ELEC Deputy Director Joe Donohue would not comment on Langford specifically, but said in general, that any payment for services made by an outside entity on behalf of a candidate must be reported on the candidate’s next scheduled report.
The last campaign finance report filed by Langford was on Oct. 29, 2009, five days before the Nov. 3 election. Since that time, Langford was required to file a 20-day post election report as well as quarterly reports thereafter.
Reached Wednesday for comment, Langford blamed Democratic state Sen. Jim Whelan, (D-2), a political enemy who Langford will face in November if he follows through on his bid for Senate, for spreading misinformation.
“Whelan is running scared,” Langford said.
The mayor added he is confident that all of his reports have been filed correctly, but said any money issues were handled by his treasurer. He promised to have the treasurer call back, but she did not.
As for who donated the money eventually used for Langford’s inaugural bash, there’s no telling. An attachment to the PAC’s April 2010 ELEC report that supposedly details the donor list is not part of the records, either because it wasn’t sent or because it wasn’t scanned by the state when it arrived.

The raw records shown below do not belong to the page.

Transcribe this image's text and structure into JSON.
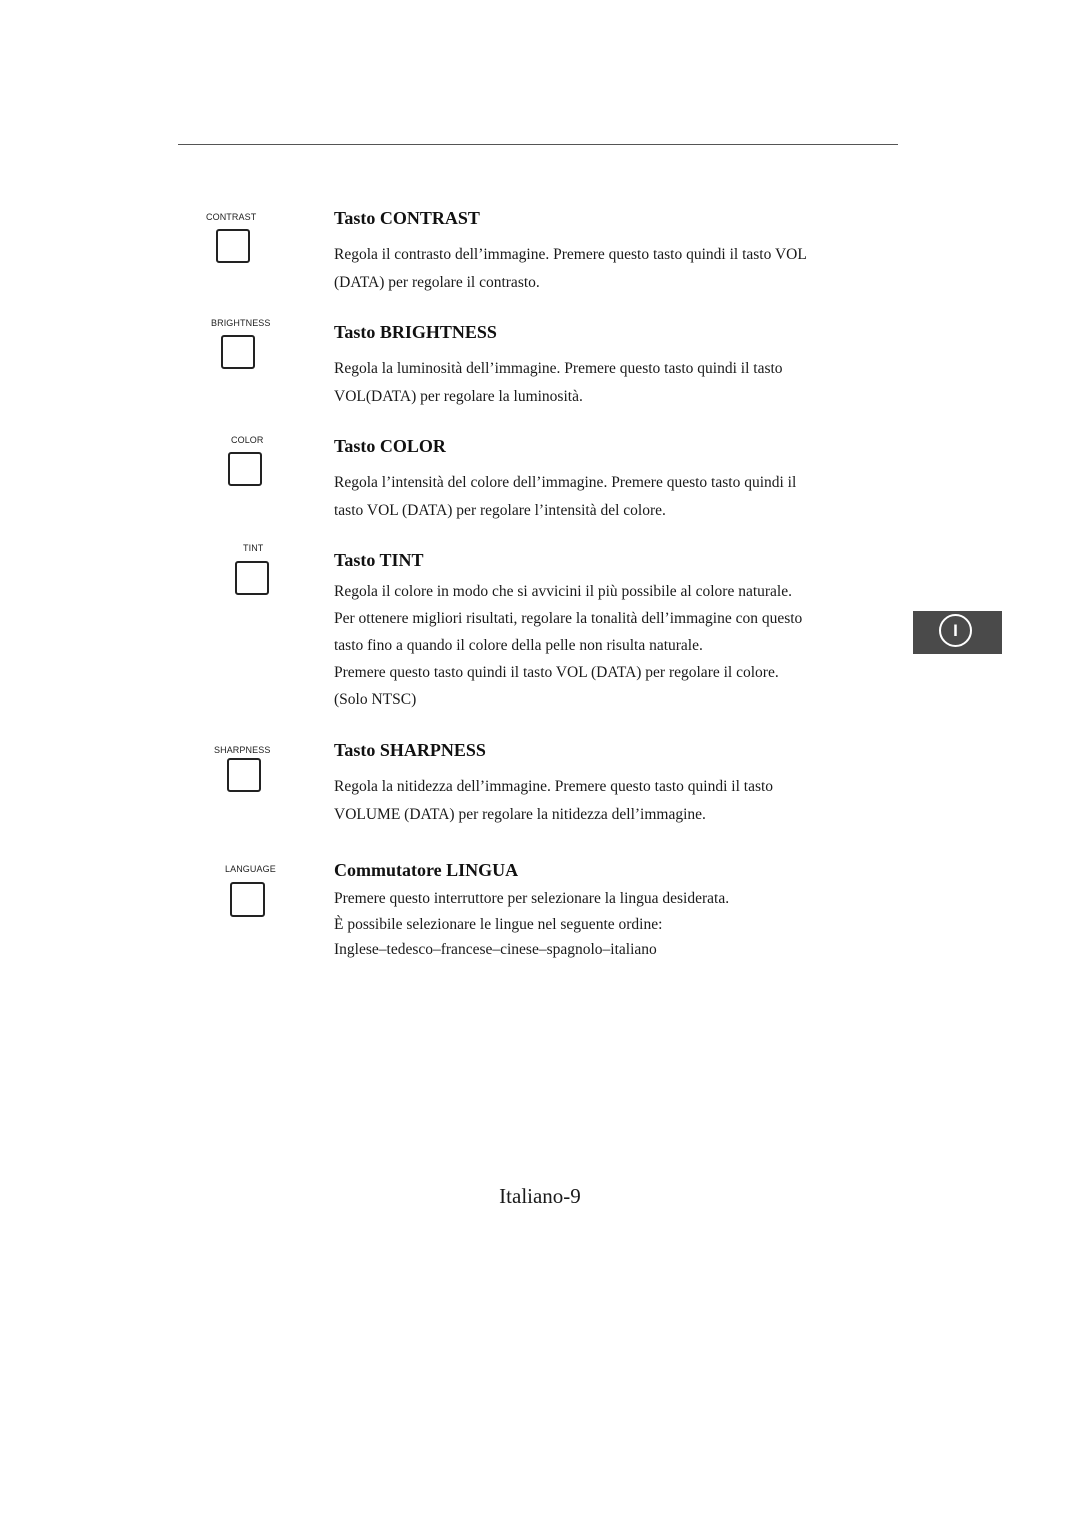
{
  "document": {
    "language_tab": "I",
    "page_number": "Italiano-9",
    "sections": [
      {
        "button_label": "CONTRAST",
        "heading": "Tasto CONTRAST",
        "lines": [
          "Regola il contrasto dell’immagine. Premere questo tasto quindi il tasto VOL",
          "(DATA) per regolare il contrasto."
        ]
      },
      {
        "button_label": "BRIGHTNESS",
        "heading": "Tasto BRIGHTNESS",
        "lines": [
          "Regola la luminosità dell’immagine. Premere questo tasto quindi il tasto",
          "VOL(DATA) per regolare la luminosità."
        ]
      },
      {
        "button_label": "COLOR",
        "heading": "Tasto COLOR",
        "lines": [
          "Regola l’intensità del colore dell’immagine. Premere questo tasto quindi il",
          "tasto VOL (DATA) per regolare l’intensità del colore."
        ]
      },
      {
        "button_label": "TINT",
        "heading": "Tasto TINT",
        "lines": [
          "Regola il colore in modo che si avvicini il più possibile al colore naturale.",
          "Per ottenere migliori risultati, regolare la tonalità dell’immagine con questo",
          "tasto fino a quando il colore della pelle non risulta naturale.",
          "Premere questo tasto quindi il tasto VOL (DATA) per regolare il colore.",
          "(Solo NTSC)"
        ]
      },
      {
        "button_label": "SHARPNESS",
        "heading": "Tasto SHARPNESS",
        "lines": [
          "Regola la nitidezza dell’immagine. Premere questo tasto quindi il tasto",
          "VOLUME (DATA) per regolare la nitidezza dell’immagine."
        ]
      },
      {
        "button_label": "LANGUAGE",
        "heading": "Commutatore LINGUA",
        "lines": [
          "Premere questo interruttore per selezionare la lingua desiderata.",
          "È possibile selezionare le lingue nel seguente ordine:",
          "Inglese–tedesco–francese–cinese–spagnolo–italiano"
        ]
      }
    ]
  }
}
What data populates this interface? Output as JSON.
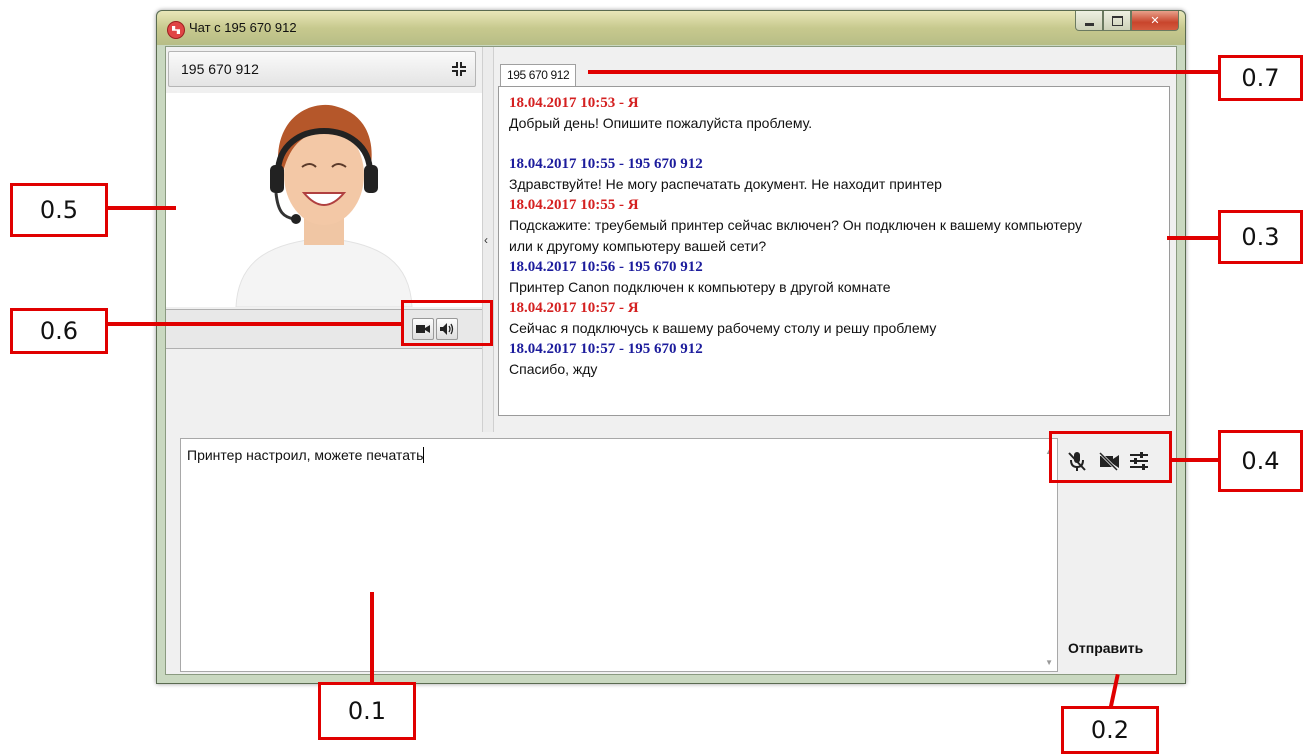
{
  "window": {
    "title": "Чат с 195 670 912"
  },
  "contact": {
    "name": "195 670 912"
  },
  "tab": {
    "label": "195 670 912"
  },
  "messages": [
    {
      "header": "18.04.2017 10:53 - Я",
      "sender": "me",
      "text": "Добрый день! Опишите пожалуйста проблему."
    },
    {
      "header": "18.04.2017 10:55 - 195 670 912",
      "sender": "them",
      "text": "Здравствуйте! Не могу распечатать документ. Не находит принтер"
    },
    {
      "header": "18.04.2017 10:55 - Я",
      "sender": "me",
      "text": "Подскажите: треубемый принтер сейчас включен? Он подключен к вашему компьютеру или к другому компьютеру вашей сети?"
    },
    {
      "header": "18.04.2017 10:56 - 195 670 912",
      "sender": "them",
      "text": "Принтер Canon подключен к компьютеру в другой комнате"
    },
    {
      "header": "18.04.2017 10:57 - Я",
      "sender": "me",
      "text": "Сейчас я подключусь к вашему рабочему столу и решу проблему"
    },
    {
      "header": "18.04.2017 10:57 - 195 670 912",
      "sender": "them",
      "text": "Спасибо, жду"
    }
  ],
  "input": {
    "value": "Принтер настроил, можете печатать"
  },
  "send_label": "Отправить",
  "annotations": {
    "a1": "0.1",
    "a2": "0.2",
    "a3": "0.3",
    "a4": "0.4",
    "a5": "0.5",
    "a6": "0.6",
    "a7": "0.7"
  },
  "colors": {
    "me": "#d42020",
    "them": "#1c1c9c",
    "annotation": "#e00000"
  },
  "icons": [
    "app-icon",
    "minimize-icon",
    "maximize-icon",
    "close-icon",
    "collapse-icon",
    "camera-icon",
    "speaker-icon",
    "mic-off-icon",
    "camera-off-icon",
    "settings-sliders-icon"
  ]
}
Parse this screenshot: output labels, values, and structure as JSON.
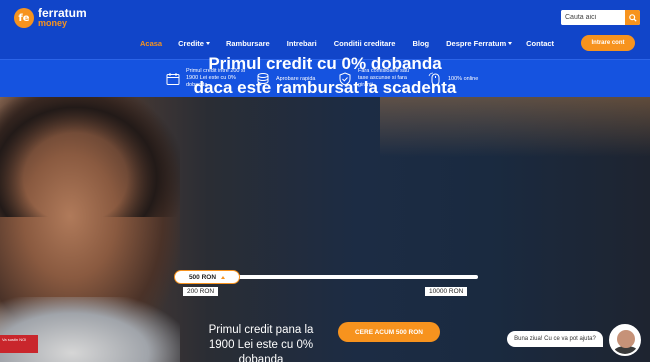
{
  "header": {
    "logo_name": "ferratum",
    "logo_sub": "money",
    "logo_mark": "fe",
    "search_placeholder": "Cauta aici",
    "nav": [
      {
        "label": "Acasa",
        "active": true,
        "dropdown": false
      },
      {
        "label": "Credite",
        "active": false,
        "dropdown": true
      },
      {
        "label": "Rambursare",
        "active": false,
        "dropdown": false
      },
      {
        "label": "Intrebari",
        "active": false,
        "dropdown": false
      },
      {
        "label": "Conditii creditare",
        "active": false,
        "dropdown": false
      },
      {
        "label": "Blog",
        "active": false,
        "dropdown": false
      },
      {
        "label": "Despre Ferratum",
        "active": false,
        "dropdown": true
      },
      {
        "label": "Contact",
        "active": false,
        "dropdown": false
      }
    ],
    "login_label": "Intrare cont"
  },
  "features": [
    {
      "icon": "calendar-icon",
      "text": "Primul credit intre 200 si 1900 Lei este cu 0% dobanda"
    },
    {
      "icon": "coins-icon",
      "text": "Aprobare rapida"
    },
    {
      "icon": "shield-check-icon",
      "text": "Fara comisioane sau taxe ascunse si fara giranti"
    },
    {
      "icon": "mouse-icon",
      "text": "100% online"
    }
  ],
  "hero": {
    "title_line1": "Primul credit cu 0% dobanda",
    "title_line2": "daca este rambursat la scadenta",
    "slider_value": "500 RON",
    "range_min": "200 RON",
    "range_max": "10000 RON",
    "sub_line1": "Primul credit pana la",
    "sub_line2": "1900 Lei este cu 0%",
    "sub_line3": "dobanda",
    "cta_label": "CERE ACUM 500 RON",
    "badge_text": "Va sustin NOI"
  },
  "chat": {
    "bubble_text": "Buna ziua! Cu ce va pot ajuta?"
  },
  "colors": {
    "brand_blue": "#1145c9",
    "accent_orange": "#f7931e"
  }
}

PACs such as Voters United for New Jersey and Citizens First, which are both run by government affairs attorney Andrew Weber, have come under fire from state officials of late because of their ability to circumvent pay to play and campaign finance limits.
Tightening the registration standards for PACs through legislation is among ELEC’s top priorities and agency officials say they are concerned when a PAC is used simply as an “appendage” of a particular candidate.
It is a problem, they say, when public contractors, who are generally subject to a $300 limit on donations, contribute to a PAC, which in turns sends money to a candidate.
“The PACs should not be used to funnel larger contributions to candidates,” said ELEC Director Jeff Brindle. “This is an ongoing concern for the commission.”